If n=1 mod 3 we have n[i]=n^i=1 mod 3. So concatenating k terms where k=0 mod 3 will give a number m[k] which is 0 mod 3. [The sum of digits of m[k] will be equal to the sum of digits of the n[i]  which equals the sum of n[i] mod 3 = (k*1) mod 3=0 mod 3].

If n=2 mod 3 we have n[i]=n^i=(-1)^i mod 3. If i is even this is equal to 1 mod 3 otherwise -1 mod 3. So concatenating k terms where k=0 mod 2 will give a number m[k] which is 0 mod 3. [The sum of digits of m[k] is equal to the sum of digits of the n[i] which equals (k/2*(2+1) mod 3 = 0 mod 3].

So:

n=0 mod 3          3 is not a divisor of m[k]

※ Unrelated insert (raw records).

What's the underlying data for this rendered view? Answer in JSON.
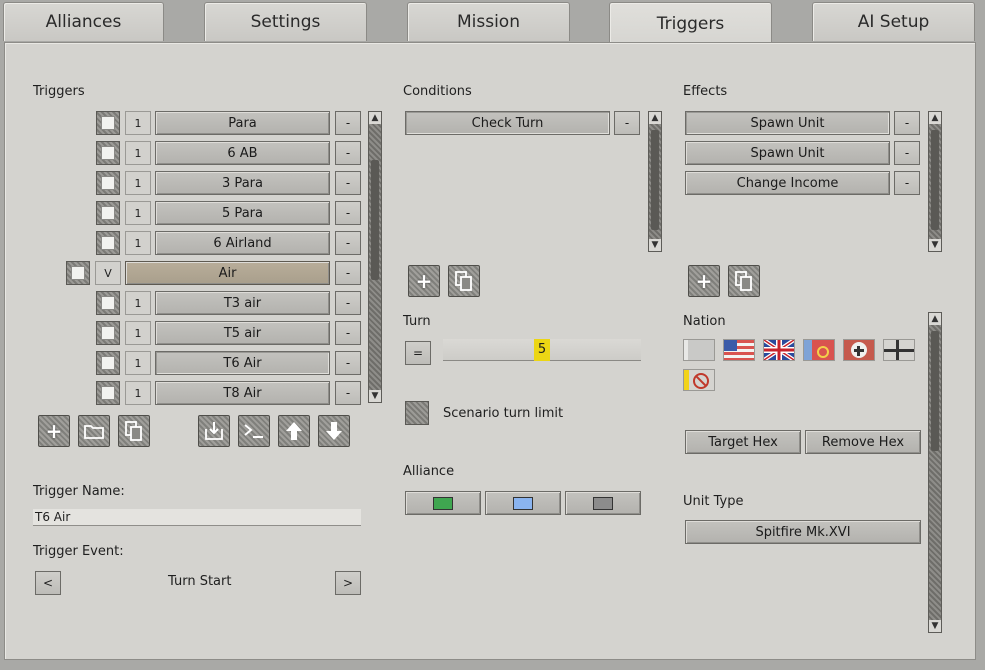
{
  "tabs": [
    "Alliances",
    "Settings",
    "Mission",
    "Triggers",
    "AI Setup"
  ],
  "triggers": {
    "label": "Triggers",
    "rows": [
      {
        "num": "1",
        "name": "Para",
        "del": "-"
      },
      {
        "num": "1",
        "name": "6 AB",
        "del": "-"
      },
      {
        "num": "1",
        "name": "3 Para",
        "del": "-"
      },
      {
        "num": "1",
        "name": "5 Para",
        "del": "-"
      },
      {
        "num": "1",
        "name": "6 Airland",
        "del": "-"
      },
      {
        "num": "V",
        "name": "Air",
        "del": "-"
      },
      {
        "num": "1",
        "name": "T3 air",
        "del": "-"
      },
      {
        "num": "1",
        "name": "T5 air",
        "del": "-"
      },
      {
        "num": "1",
        "name": "T6 Air",
        "del": "-"
      },
      {
        "num": "1",
        "name": "T8 Air",
        "del": "-"
      }
    ],
    "name_label": "Trigger Name:",
    "name_value": "T6 Air",
    "event_label": "Trigger Event:",
    "event_value": "Turn Start",
    "prev": "<",
    "next": ">"
  },
  "conditions": {
    "label": "Conditions",
    "items": [
      {
        "name": "Check Turn",
        "del": "-"
      }
    ],
    "turn_label": "Turn",
    "turn_op": "=",
    "turn_value": "5",
    "scenario_limit_label": "Scenario turn limit",
    "alliance_label": "Alliance",
    "alliance_colors": [
      "#3fa650",
      "#8ab4f0",
      "#8c8c8c"
    ]
  },
  "effects": {
    "label": "Effects",
    "items": [
      {
        "name": "Spawn Unit",
        "del": "-"
      },
      {
        "name": "Spawn Unit",
        "del": "-"
      },
      {
        "name": "Change Income",
        "del": "-"
      }
    ],
    "nation_label": "Nation",
    "target_hex": "Target Hex",
    "remove_hex": "Remove Hex",
    "unit_type_label": "Unit Type",
    "unit_type_value": "Spitfire Mk.XVI"
  }
}
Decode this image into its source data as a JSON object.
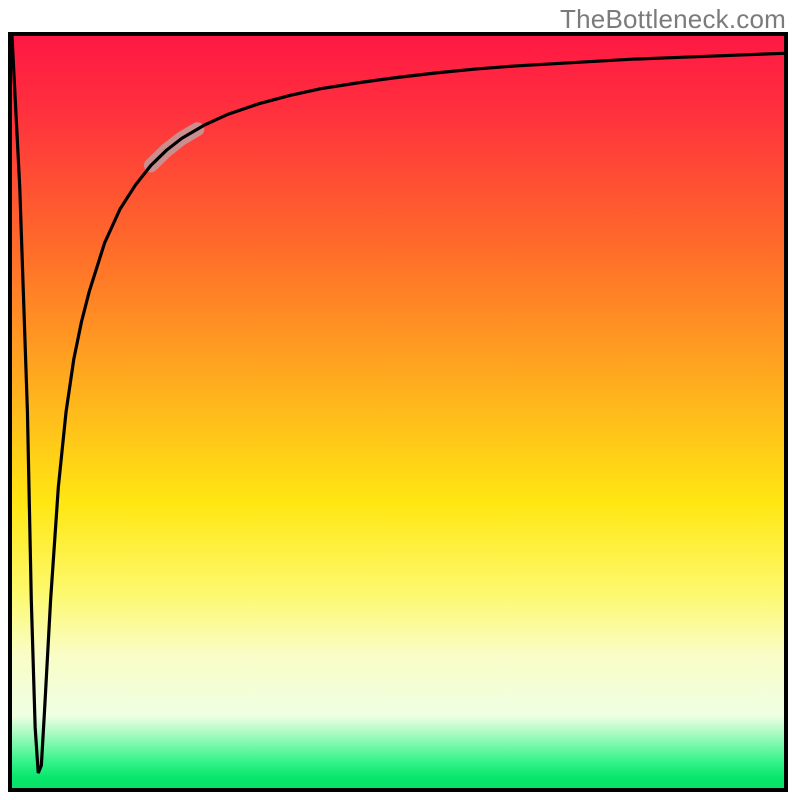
{
  "attribution": "TheBottleneck.com",
  "chart_data": {
    "type": "line",
    "title": "",
    "xlabel": "",
    "ylabel": "",
    "xlim": [
      0,
      100
    ],
    "ylim": [
      0,
      100
    ],
    "colors": {
      "curve": "#000000",
      "highlight": "#c98f8e",
      "gradient_top": "#ff1744",
      "gradient_bottom": "#09e76d"
    },
    "series": [
      {
        "name": "bottleneck-curve",
        "x": [
          0.0,
          1.0,
          2.0,
          2.5,
          3.0,
          3.4,
          3.8,
          4.2,
          5.0,
          6.0,
          7.0,
          8.0,
          9.0,
          10.0,
          12.0,
          14.0,
          16.0,
          18.0,
          20.0,
          22.0,
          25.0,
          28.0,
          32.0,
          36.0,
          40.0,
          45.0,
          50.0,
          55.0,
          60.0,
          65.0,
          70.0,
          75.0,
          80.0,
          85.0,
          90.0,
          95.0,
          100.0
        ],
        "values": [
          100.0,
          80.0,
          50.0,
          25.0,
          8.0,
          2.0,
          3.0,
          10.0,
          25.0,
          40.0,
          50.0,
          57.0,
          62.0,
          66.0,
          72.5,
          77.0,
          80.2,
          82.8,
          84.8,
          86.4,
          88.2,
          89.6,
          91.0,
          92.1,
          93.0,
          93.8,
          94.5,
          95.1,
          95.6,
          96.0,
          96.3,
          96.6,
          96.9,
          97.1,
          97.3,
          97.5,
          97.7
        ]
      }
    ],
    "highlight_segment": {
      "x_from": 18.0,
      "x_to": 24.0
    }
  }
}
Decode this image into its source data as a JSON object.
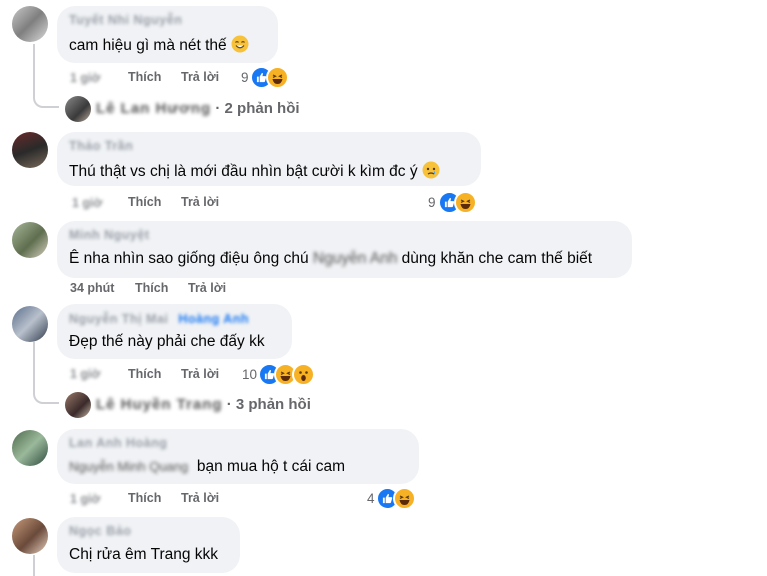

n=1 mod 3          3 is a divisor of m[k] iff 3 is a divisor of k

n=2 mod 3          3 is a divisor of m[k] iff k is even

Therefore:

For all primes p,  except 3,  3 is a divisor of m[6k]=0 since 6=lcm(2,3).
If p=3, 3 is not a divisor of m[k] (and hence also not of m[6k]).

So the only possible solutions of numbers of the form m[6k] are generated by the prime 3.
I tested p=3 until k=666 (m[666] has 105987 digits) but no prime was found. No apparent pattern in the smallest divisor of m[6k].
I think that a solution with p=3 can not be excluded entirely.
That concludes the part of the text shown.